El jue, 10 dic 2020 a las 9:52, Josh Boyer (<jwboyer(a)fedoraproject.org>) escribió:
>
> On Wed, Dec 9, 2020 at 7:55 AM Sergio Belkin <sebelk(a)gmail.com> wrote:
> >
> >
> >
> > El mié, 9 dic 2020 a las 9:28, Peter Robinson (<pbrobinson(a)gmail.com>)
escribió:
> >>
> >> On Wed, Dec 9, 2020 at 11:12 AM Christoph Karl <pampelmuse(a)gmx.at>
wrote:
> >> >
> >> > Hello!
> >> >
> >> > On 09.12.20 04:26, Sergio Belkin wrote:
> >> > > How does this
(
https://blog.centos.org/2020/12/future-is-centos-stream/)
> >> > > affect Fedora?
> >> >
> >> > I think Fedora now needs some kind of LTS.
> >>
> >> Why? What would it provide that CentOS Stream doesn't?
> >>
> >> > At least I was planning to support CentOS via EPEL as
> >> > a kind of "Fedora LTS".
> >> >
> >> > Best Regards
> >> > Christoph
> >
> >
> > Cutting-edge features?
>
> That's actually really hard.
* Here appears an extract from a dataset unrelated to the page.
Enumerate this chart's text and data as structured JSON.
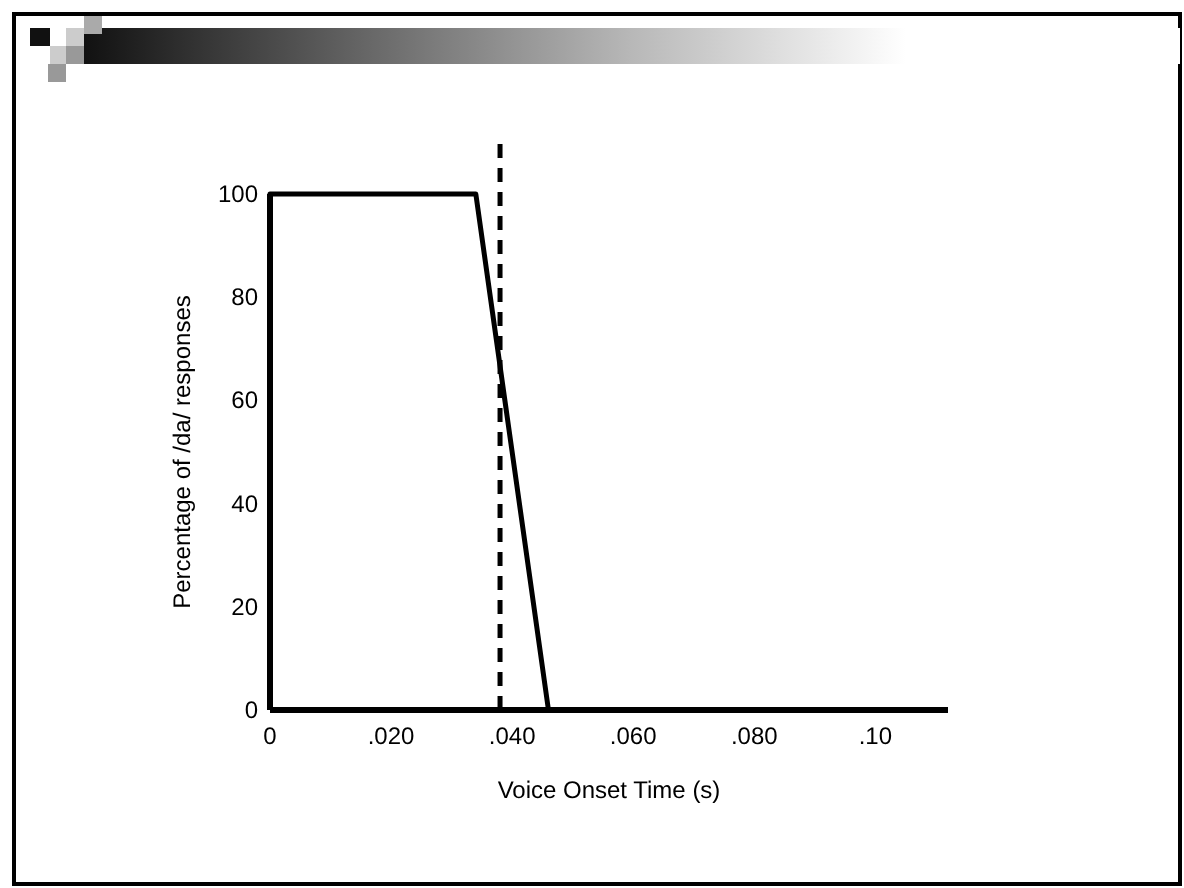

Every cutting-edge feature one person
> wants is superfluous and risky to a different person. If you want an
> update of foo to the latest version, it's likely to break someone else
> that was perfectly happy with the current version. There's a reason
> why CentOS, RHEL, and even Ubuntu LTS aren't really targeted at
> cutting edge feature work. A Fedora LTS would run into all the same
> problems.
>
> That being said, there *are* opportunities to provide that on CentOS
> Stream (or RHEL). We have EPEL, we have modularity, etc. If the OS
> itself isn't providing the features you need, we have projects that
> can fill those gaps while leaving the OS itself at the solid, stable
> base it needs to be. One thing I'm excited to see is CentOS Stream
> SIGs that take Stream and build out features in a more comprehensive
> (or even invasive) way to meet some of those use cases.
>
> josh
I think in features like btrfs or zram...
Yep, and a CentOS Stream SIG around those would be really neat to see!